The battle over whether the New York State education department should have the authority to regulate private schools and yeshivot and to what extent, has come to an end, at least for now. The governing body for education policy in the state, the 17-member Board of Regents, voted on Tuesday to require the teaching of English, math, science and history and/or exhibit the “substantial equivalent” of those subjects in private schools statewide. According to the language of the regulations, the burden is on each school to prove to the Regents that their curriculum is at least substantially equivalent to those offered in public schools, either with Regents Exams, independent (yet approved by the New York Regents) accreditation, or assessments by approved local authorities. If fully enacted, schools must submit their results or applications to local authorities by December 2023.
The decision was widely opposed by those in the Chasidic and Haredi communities, which prioritize the teaching of Talmud and religious education, and responded in large numbers to surveys requested during a comment period. “Agudath Israel remains deeply concerned that the state is moving forward with its plan to intrude upon and regulate the curriculum of private schools,” said Executive Vice President of Agudath Israel of America Rabbi Chaim Dovid Zwiebel, in a prepared statement. Agudah had also expressed concern that feedback from the yeshiva community had rendered the Regents’ proposed regulations unchanged.

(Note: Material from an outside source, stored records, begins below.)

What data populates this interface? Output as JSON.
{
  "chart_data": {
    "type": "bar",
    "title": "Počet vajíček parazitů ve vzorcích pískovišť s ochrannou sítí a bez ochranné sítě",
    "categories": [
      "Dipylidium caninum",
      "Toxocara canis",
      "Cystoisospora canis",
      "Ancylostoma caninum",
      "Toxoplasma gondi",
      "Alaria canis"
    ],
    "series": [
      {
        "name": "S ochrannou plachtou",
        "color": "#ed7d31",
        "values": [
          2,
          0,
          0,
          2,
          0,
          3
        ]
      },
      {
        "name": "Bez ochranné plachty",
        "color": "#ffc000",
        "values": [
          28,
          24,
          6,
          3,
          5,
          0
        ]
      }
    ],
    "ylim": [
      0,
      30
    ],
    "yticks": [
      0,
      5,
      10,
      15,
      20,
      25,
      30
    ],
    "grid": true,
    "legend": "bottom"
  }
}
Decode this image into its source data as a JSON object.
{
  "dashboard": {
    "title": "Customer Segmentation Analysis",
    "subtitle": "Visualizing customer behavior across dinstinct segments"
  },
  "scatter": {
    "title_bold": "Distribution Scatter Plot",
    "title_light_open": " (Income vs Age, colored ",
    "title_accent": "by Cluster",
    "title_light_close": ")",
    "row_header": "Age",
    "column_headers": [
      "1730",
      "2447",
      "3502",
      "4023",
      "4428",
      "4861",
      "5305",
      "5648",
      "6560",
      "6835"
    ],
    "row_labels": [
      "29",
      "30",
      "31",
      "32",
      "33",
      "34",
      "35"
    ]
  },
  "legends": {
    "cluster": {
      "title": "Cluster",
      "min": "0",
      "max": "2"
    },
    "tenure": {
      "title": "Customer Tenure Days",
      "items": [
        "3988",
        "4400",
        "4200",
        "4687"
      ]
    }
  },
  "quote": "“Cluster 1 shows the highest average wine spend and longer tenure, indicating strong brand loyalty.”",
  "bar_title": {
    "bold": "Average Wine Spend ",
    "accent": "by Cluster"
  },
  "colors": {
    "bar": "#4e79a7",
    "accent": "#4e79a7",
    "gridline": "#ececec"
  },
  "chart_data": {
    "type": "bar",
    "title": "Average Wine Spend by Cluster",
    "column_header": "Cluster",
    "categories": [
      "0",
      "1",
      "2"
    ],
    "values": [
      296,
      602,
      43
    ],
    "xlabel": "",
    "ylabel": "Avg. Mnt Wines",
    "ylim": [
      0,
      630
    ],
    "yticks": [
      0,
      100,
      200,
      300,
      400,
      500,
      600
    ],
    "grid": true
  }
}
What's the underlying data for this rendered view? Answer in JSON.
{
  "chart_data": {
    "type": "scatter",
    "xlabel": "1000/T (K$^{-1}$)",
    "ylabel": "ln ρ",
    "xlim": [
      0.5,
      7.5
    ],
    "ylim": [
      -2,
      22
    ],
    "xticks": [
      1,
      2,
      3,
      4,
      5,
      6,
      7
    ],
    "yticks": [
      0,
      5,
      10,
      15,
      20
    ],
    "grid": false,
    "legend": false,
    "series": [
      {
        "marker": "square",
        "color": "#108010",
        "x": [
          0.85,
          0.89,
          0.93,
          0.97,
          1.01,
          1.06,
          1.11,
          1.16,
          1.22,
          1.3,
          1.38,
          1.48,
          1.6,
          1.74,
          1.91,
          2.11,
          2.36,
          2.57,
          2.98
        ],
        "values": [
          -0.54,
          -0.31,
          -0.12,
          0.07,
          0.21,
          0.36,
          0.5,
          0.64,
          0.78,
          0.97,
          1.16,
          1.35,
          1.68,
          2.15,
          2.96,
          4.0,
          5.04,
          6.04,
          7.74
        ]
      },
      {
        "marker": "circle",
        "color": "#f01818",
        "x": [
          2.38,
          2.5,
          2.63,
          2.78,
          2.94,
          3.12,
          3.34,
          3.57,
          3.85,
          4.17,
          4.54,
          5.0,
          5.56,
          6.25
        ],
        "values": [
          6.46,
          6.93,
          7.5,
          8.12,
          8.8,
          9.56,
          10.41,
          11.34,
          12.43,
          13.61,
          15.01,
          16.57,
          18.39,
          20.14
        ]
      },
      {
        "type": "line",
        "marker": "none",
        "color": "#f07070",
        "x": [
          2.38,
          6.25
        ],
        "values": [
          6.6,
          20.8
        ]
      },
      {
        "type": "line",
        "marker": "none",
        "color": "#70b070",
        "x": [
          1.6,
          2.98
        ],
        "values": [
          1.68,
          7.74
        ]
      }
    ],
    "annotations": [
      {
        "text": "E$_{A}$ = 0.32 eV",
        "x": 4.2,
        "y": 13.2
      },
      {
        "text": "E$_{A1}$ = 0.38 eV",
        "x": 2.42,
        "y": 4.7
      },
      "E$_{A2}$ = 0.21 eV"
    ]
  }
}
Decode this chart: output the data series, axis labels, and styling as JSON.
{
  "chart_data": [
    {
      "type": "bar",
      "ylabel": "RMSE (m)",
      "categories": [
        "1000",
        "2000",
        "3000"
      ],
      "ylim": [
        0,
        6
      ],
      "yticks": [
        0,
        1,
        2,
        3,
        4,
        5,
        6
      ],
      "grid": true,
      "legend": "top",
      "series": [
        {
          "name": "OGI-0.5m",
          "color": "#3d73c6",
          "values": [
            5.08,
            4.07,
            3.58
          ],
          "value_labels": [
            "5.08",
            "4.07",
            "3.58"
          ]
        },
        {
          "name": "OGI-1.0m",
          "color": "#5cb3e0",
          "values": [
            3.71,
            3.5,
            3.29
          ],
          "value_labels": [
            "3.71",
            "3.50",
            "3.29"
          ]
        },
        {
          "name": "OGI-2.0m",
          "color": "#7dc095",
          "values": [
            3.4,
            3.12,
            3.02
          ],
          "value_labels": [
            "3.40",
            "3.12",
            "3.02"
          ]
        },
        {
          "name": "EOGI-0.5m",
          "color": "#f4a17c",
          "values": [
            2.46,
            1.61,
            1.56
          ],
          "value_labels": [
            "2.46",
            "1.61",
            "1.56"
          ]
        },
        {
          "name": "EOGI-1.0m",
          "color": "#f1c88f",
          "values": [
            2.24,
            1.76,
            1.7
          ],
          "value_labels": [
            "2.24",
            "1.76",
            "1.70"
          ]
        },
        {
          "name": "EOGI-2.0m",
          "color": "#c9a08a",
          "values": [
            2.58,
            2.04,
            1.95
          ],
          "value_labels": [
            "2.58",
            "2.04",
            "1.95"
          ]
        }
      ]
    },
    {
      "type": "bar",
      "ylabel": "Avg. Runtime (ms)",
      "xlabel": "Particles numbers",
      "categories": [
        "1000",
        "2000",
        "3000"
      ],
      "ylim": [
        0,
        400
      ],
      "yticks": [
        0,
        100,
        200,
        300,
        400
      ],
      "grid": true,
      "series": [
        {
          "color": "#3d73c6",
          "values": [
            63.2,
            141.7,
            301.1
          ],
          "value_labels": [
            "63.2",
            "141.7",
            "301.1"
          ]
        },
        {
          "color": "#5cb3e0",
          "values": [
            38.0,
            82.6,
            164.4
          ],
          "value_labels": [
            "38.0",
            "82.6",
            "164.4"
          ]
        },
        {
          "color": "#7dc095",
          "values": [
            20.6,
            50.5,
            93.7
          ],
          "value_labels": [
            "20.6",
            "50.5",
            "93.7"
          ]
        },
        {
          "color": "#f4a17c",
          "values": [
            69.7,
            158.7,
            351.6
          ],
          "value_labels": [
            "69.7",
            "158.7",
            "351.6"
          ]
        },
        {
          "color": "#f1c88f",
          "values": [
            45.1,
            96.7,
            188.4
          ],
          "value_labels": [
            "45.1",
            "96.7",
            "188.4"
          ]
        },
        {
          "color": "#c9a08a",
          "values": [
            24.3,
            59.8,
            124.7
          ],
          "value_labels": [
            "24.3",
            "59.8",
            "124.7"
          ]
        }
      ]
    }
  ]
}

Orthodox Union Executive Vice President Rabbi Moshe Hauer also weighed in on the issue. “As we stated in our public comments to the [Education] Commissioner and Board of Regents, we are very concerned that these regulations will lead to constant conflict between government and the religious community, and compromise an educational system that has had a strong track record of producing upstanding and productive citizens dedicated to family and community,” he told The Jewish Link.
In “An Open Letter to the New York State Education Department from the Moetzes Gedolei HaTorah of America and The Vaad Roshei Yeshivah of Torah Umesorah,” issued just after the vote on Tuesday, a large swathe of leaders came together to present a unified viewpoint from the yeshiva community and its educational institutions. “As religious Jews, we seek above all else to raise our families in the traditions of our faith. We all stand as one! Our people have sacrificed so much over the millennia to preserve the institution of the yeshiva—the foundation of our faith.
“We cannot relinquish control of the yeshivas that are the essence of our people. We cannot surrender control of our curricula. We cannot abandon to others the selection of our teaching staff. Our religious requirements have not been adequately addressed. Our rabbinic leadership has not been properly heard. Our 300,000 pleas of our communities have not been given the attention they deserve. Our people simply cannot abandon our religious values. With the help of God we will not permit it to happen.”
New York Congressman and Republican gubernatorial candidate Lee Zeldin spoke to Yeshiva World News outside the Vizhnitz Yeshiva in Monsey on Tuesday. “We had an opportunity here for so many in state government to be able to speak up and defend everything that’s great about a yeshiva education. But unfortunately, too many people were silent. Governor Hochul was one of them. It’s important when you’re the governor of the state of New York to speak up for what is right,” he said. Zeldin added that bureaucrats in Albany are ignoring that “inside of these yeshivas, we have young kids who are receiving an education that is promoting values of service, of family, boys and girls living law-abiding lives.”
Regent Susan Mittler told The Jewish Link on Monday that the board has to look at the issue from a different lens than just the Haredi community, which has protested the new rules and regulations. On Monday, a group of more than 100 members of the chasidic community from Brooklyn as well as Orange and Rockland counties rallied for three hours in Albany, taking over an armory and making speeches in Yiddish. One organizer from Monroe told The Jewish Link this policy would destroy the insular aspect of their kehillah for their children. He said the community does not want their children mixing with the secular community physically, emotionally or intellectually.
“We are trying to obviously adhere to the law but also create some flexibility around that as well,” New York State Commissioner of Education Betty Rosa said Monday.
Agudath Israel may be ready to take this decision to court in an attempt to get the ruling reversed or lessened. “The specter of the government overriding the will of parents and dictating how and what we teach in our private, religious schools is frightening,” said Agudah’s Zweibel. “We also note the regulation’s inclusion of several alternate pathways described in the regulations, which provide avenues for private schools to be deemed equivalent and avoid the need for intrusive and subjective local authority inspections.
“We have opposed government intrusion in our schools many times, and fought prior incarnations of the regulations in court, in Albany and together with the broader Orthodox community and many others as part of the first and second public-comment periods. We will continue to fight on behalf of our community to protect the autonomy of private, religious schools, as needed,” said Zweibel.